Having been launched last year and with a seemingly solid software solution already in place, who is The Content Exchange currently working with and what are the plans for future expansion?
“We work with about 35 publishers who are offering their content right now. These are publishers from all around Europe including from places like Turkey, Netherlands, Belgium, UK, Spain, etc. There’s a lot of offering there. We now also have around 12-15 buyers who buy on a more regular basis – so not the one off sales – and that includes people like a science magazine in Turkey, Belgian business websites, beauty blog, Dutch weather websites. So it is expanding now.”
And finally, as pragmatic and seemingly long overdue a solution like The Content Exchange is, having spoken to Joris and learned a little bit about his experience in the industry over the years, it also seems to be something he is hugely passionate about. So just how important is it that something like TCE exists in the industry today, especially in terms of bringing a more egalitarian approach back to the sharing of content at scale?
“Yeah when you’re a publisher you see editors working, and there’s a lot of passion and expertise that goes into creating a piece. Could take a day, even more, to create a good article being written. And when you look at the numbers for example in digital you might see that you’ve reached 15,000-20,000 for a business article – that could be an average number for a good article – and then you could say well there are potentially a few hundred thousand for who for them this item might be interesting.”

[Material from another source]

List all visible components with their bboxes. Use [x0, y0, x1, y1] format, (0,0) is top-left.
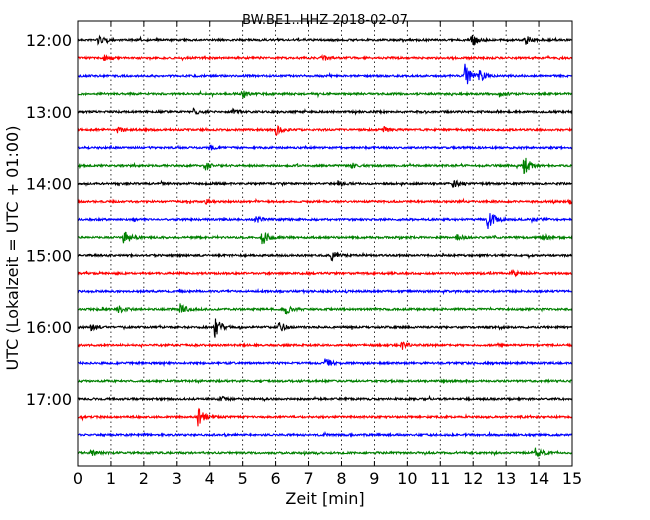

“As I said at the beginning it feels for me personally kind of a waste that some product that has been worked on with expertise and time and resources, is limited in such a way that only the brand that created it will reach its audience. And after that it has no life at all. I think that is really a pity, because much more people could get inspired by that kind of content.”
“At the same time, we see publishers struggling with their budget and wondering really how much content can I create? Can I afford to have? And if there’s easy ways to expand your production/output to your readers, while at the same time making reuse of good content, I think it’s good sense.”
“There’s also the second thing that has always amazed me a bit, in that most editors will be really happy when their content has been copied by someone else… they’ll say ‘Oh, I have been picked up by this and this… Great!’ But in a way it isn’t great, because as an editor you want to be read of course, that’s why you make it, but the silly thing is that there’s really been no infrastructure to make it a value exchange. The second question should be ok someone took it, but also I want to get something out of it, because then I can make a living out of it and produce more.”
“So for example we work with a big network of freelancers, and they produce pieces, and they put it on TCE as well. And most of those pieces have been published once, but the rights are going back to the freelancer, and I’m really happy if we sell it because I know that freelancers often have a hard time in monetisation of their items, but they still make very good content. So I think from a view of let’s start spreading quality content around the world and making an infrastructure that makes that worthwhile, this is something I am really passionate about, as are all the people working on TCE.”